Friday, January 09, 2015

`Loss Is What We Hear'

Incipient deafness has its consolations. It’s easier to ignore witless chatter, the obligatory noise-making of those unhappy with dignified silence. And there is what Les Murray in “Hearing Impairment” (The Daylight Moon, 1987) calls, in shouted caps, “THE SAD SURREALISM OF THE DEAF”: 

“Hearing loss? Yes, loss is what we hear
who are starting to go deaf. Loss
trails a lot of weird puns in its wake…” 

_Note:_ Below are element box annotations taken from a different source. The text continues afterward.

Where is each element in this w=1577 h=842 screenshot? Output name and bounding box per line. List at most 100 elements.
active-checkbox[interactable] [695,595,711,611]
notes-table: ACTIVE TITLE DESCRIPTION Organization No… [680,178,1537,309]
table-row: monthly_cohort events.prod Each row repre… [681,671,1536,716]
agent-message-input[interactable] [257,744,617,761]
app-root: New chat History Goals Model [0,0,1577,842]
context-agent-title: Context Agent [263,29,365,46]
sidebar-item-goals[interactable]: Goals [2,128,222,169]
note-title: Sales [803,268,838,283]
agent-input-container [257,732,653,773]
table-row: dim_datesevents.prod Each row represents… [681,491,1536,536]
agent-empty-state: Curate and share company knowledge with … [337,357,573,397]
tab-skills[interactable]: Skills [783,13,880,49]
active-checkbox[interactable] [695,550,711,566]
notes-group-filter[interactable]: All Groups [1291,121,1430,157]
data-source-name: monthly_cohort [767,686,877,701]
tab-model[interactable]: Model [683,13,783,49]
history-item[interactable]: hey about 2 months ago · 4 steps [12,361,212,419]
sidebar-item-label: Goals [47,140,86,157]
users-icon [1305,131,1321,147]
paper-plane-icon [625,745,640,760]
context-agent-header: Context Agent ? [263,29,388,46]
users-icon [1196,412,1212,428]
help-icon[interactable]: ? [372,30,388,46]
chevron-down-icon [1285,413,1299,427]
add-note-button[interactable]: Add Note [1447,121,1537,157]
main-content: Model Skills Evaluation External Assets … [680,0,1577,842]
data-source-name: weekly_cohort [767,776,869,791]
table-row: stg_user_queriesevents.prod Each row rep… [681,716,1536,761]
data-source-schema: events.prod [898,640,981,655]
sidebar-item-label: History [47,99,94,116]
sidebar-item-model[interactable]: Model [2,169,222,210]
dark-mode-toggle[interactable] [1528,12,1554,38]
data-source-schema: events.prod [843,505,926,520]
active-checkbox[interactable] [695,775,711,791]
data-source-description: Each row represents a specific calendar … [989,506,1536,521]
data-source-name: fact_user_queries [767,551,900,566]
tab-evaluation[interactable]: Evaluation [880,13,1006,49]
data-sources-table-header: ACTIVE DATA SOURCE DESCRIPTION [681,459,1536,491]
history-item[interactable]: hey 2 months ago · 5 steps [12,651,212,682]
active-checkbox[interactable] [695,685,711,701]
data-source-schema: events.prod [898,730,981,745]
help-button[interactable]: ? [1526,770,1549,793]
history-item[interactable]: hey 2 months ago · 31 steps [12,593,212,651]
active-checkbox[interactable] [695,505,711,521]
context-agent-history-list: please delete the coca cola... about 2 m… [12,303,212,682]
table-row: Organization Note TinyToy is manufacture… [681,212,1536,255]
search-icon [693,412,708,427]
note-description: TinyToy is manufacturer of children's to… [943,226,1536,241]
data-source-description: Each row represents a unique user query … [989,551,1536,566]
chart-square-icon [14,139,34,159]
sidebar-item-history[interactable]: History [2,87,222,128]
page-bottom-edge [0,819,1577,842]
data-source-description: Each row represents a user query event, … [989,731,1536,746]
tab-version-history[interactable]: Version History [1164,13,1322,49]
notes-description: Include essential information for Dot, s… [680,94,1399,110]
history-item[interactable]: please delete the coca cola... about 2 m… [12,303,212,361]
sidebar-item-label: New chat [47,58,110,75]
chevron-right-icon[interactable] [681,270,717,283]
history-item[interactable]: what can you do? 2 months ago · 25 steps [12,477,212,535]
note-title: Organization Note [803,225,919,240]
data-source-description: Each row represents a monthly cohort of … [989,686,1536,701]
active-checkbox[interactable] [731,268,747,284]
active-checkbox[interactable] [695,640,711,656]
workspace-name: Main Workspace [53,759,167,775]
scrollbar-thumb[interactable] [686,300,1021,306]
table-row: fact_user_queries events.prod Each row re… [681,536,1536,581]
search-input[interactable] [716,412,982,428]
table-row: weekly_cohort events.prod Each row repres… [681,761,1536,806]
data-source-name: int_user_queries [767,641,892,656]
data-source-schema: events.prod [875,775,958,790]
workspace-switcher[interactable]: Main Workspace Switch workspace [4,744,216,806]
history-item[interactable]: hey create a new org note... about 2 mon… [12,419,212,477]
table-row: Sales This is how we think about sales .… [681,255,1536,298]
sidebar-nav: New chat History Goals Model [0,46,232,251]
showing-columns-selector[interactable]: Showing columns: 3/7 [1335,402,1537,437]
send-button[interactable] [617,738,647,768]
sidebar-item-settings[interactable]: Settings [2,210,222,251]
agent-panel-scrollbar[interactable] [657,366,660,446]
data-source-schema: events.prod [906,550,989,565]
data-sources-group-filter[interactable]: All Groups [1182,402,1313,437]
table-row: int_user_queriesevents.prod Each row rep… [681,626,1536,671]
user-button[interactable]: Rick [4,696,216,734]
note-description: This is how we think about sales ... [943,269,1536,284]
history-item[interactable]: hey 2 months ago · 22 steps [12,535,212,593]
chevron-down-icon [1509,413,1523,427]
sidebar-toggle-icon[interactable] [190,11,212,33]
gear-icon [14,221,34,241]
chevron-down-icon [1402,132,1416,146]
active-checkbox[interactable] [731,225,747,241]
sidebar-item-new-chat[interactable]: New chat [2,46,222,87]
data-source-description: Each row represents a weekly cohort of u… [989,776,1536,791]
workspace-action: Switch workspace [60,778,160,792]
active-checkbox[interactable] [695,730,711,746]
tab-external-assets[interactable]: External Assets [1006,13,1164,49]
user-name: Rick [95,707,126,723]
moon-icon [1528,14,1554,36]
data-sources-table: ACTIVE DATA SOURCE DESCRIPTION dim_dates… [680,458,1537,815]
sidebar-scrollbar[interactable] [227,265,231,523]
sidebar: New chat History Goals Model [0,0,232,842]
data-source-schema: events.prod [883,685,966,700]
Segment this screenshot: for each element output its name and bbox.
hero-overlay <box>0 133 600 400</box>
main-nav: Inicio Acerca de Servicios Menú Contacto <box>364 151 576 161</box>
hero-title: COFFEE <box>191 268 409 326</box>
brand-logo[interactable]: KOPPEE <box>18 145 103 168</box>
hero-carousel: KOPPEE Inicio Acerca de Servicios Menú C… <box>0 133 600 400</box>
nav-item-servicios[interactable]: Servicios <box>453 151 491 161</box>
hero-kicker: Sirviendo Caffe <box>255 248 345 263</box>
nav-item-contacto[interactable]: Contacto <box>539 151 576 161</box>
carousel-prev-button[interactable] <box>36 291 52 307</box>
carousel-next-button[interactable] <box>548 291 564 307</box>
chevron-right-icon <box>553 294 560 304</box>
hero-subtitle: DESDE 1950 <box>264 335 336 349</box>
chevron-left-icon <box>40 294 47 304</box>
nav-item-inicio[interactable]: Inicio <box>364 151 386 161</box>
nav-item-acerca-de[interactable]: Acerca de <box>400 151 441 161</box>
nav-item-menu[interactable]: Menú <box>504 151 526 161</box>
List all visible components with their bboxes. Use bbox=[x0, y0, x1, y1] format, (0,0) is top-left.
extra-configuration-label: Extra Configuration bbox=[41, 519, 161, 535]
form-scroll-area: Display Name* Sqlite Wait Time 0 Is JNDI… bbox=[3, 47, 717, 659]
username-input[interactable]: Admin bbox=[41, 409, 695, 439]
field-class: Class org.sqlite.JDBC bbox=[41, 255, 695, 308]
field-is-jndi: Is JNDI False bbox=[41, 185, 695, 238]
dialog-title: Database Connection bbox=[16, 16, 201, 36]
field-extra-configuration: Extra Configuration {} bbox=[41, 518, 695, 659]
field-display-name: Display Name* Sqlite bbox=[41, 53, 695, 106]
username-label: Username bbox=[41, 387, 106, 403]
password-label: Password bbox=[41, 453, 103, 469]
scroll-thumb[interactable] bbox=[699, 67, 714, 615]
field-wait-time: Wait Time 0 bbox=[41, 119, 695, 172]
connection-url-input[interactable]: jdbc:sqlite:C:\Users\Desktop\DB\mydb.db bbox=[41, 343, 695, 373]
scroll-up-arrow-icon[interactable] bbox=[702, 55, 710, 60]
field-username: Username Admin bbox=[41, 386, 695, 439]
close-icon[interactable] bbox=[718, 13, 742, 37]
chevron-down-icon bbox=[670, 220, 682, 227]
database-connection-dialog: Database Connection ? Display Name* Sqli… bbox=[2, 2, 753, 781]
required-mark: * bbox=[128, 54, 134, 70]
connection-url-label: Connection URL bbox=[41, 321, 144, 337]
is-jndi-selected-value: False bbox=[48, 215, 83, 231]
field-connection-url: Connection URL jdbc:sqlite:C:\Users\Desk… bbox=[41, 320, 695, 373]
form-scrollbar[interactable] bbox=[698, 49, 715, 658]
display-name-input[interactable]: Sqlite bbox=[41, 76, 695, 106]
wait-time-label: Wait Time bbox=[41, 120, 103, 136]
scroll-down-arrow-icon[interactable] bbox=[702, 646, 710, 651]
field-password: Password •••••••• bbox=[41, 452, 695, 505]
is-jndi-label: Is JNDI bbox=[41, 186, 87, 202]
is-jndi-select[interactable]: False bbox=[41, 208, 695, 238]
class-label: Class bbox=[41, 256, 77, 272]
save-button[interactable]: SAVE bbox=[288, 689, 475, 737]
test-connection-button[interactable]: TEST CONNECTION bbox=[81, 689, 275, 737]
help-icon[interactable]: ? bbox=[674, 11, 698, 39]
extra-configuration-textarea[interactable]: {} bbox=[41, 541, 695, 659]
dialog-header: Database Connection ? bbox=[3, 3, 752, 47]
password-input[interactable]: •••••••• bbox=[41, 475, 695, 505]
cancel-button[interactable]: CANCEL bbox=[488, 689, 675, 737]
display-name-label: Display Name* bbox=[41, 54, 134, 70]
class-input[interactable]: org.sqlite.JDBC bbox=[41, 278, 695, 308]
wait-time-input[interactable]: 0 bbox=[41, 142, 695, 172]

One tries to compensate with “active listening,” as opposed to passive hearing, but learns to enjoy the garble, the mind’s futile efforts to make sense of the inadequately perceived, to fill in the blanks. This morning, an otolaryngologist will rebuild my left eardrum – the procedure is called tympanoplasty – and implant a prosthetic bone of titanium. I don’t expect full stereo, just no more mono. In “In the Park” (Not Waving but Drowning, 1957), Stevie Smith overhears “two silvered gentlemen” talking. One says: “Pray for the Mute.” His hard-of-hearing friend, after rhapsodizing the amphibian, says, “`Pray for the Mute?’ / I thought you said the newt.” When Muriel Spark reviewed Smith’s book in 1957 she observed: “The main theme of this collection is that life is fairly deplorable and yet must be praised.”